Except, maybe, the pinko-commie rant towards the end implying that the USA is as 'good' as a dictatorship. Shocking.
One critic branded the film a contemporary Black and White Minstrel Show. This is not true, because the songs are better. But while the star of the show, General Aladeen (Sacha Baron Cohen), is by no means an 'every-Arab' type, much of the humor is lazy. In that way, it is a little like the Minstrel Show: a bit lightweight. The Dictatorfeels scrappy, thrown together, meandering sometimes like an overextended sketch and sometimes like cheap Saturday night Italian TV—despite lavish sets, high production values, and Ben Kingsley. It's asinine, crass, pointlessly shocking and bloody cruel; and deliciously funny because of it, for most of the way through. If you 'take a chill pill' (a phrase the General, in a TV interview, claimed to have coined) you will enjoy.

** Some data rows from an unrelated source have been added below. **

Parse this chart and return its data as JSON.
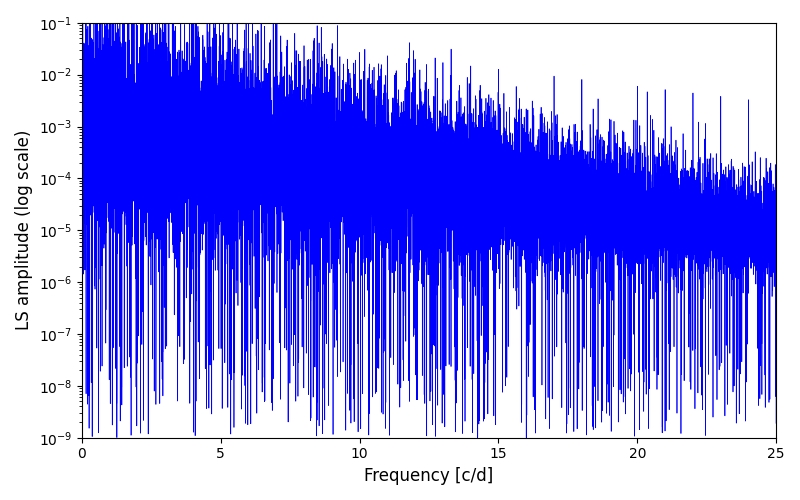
{
  "title": "",
  "xlabel": "Frequency [c/d]",
  "ylabel": "LS amplitude (log scale)",
  "xlim": [
    0,
    25
  ],
  "ylim_low": 1e-09,
  "ylim_high": 0.1,
  "yscale": "log",
  "line_color": "#0000FF",
  "line_width": 0.5,
  "background_color": "#ffffff",
  "figsize": [
    8.0,
    5.0
  ],
  "dpi": 100,
  "freq_max": 25.0,
  "n_points": 15000,
  "seed": 12345
}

Interviewed on Australian TV, General Aladeen claimed to be working on a 2 trillion dollar project to make the coastline of his country, Wadiya, resemble his face. All that remained to do was find 'an ear-shaped piece of Sudan to invade', to complete the picture. A great line, but unfortunately not in the movie.
Here's another one: "I am going to meet Kim Jong Un, After Kim Jong Il became Kim Jong Dead…", also not in the film. And I suspect the spilling of the recently deceased Korean leader's "ashes" on Ryan Seacrest will be remembered long after the movie itself. A lot of the General's best work, in fact, was in the publicity interviews rather than the movie itself.
In The Dictator itself, his characters are actors in a film populated only by more actors, and the magic is occasionally missing. Cohen told stories of 200 lawsuits brought by the real people featured in Bruno, which might be an explanation (or more spin) but his decision to take General Aladeen into his own make-believe world gives the character a stronger back-story. This is what The Dictator was made for; to spew, into the world of the living, the fully-formed obscenity that is Aladeen.
Sacha Baron Cohen's characters come into their own when they are put into contact with real people—and even chat show hosts are people—because, as Ali G taught us, the embarassing reaction and our own cringing is at least half of the humour, innit.
When it works, it's as good as situationist comedy gets. It is Andy Kaufman with actual jokes. It also stands out from Ricky Gervais and others because his targets are far more weird and innately funny than the ordinary people that British comedy tends to send up. But when it doesn't work, it not only fails to expose prejudice or political correctness, but simply takes advantage of his victims' desire to be polite to the idiot they just met.
Given the safer environment of a fictional film, the 'satire' should have gone further than Aladeen's predictable rant. Still, I will follow the General's career in the real world with interest and savour the irony that will probably get real spooks shadowing him— to protect us from his weapons-grade rudeness.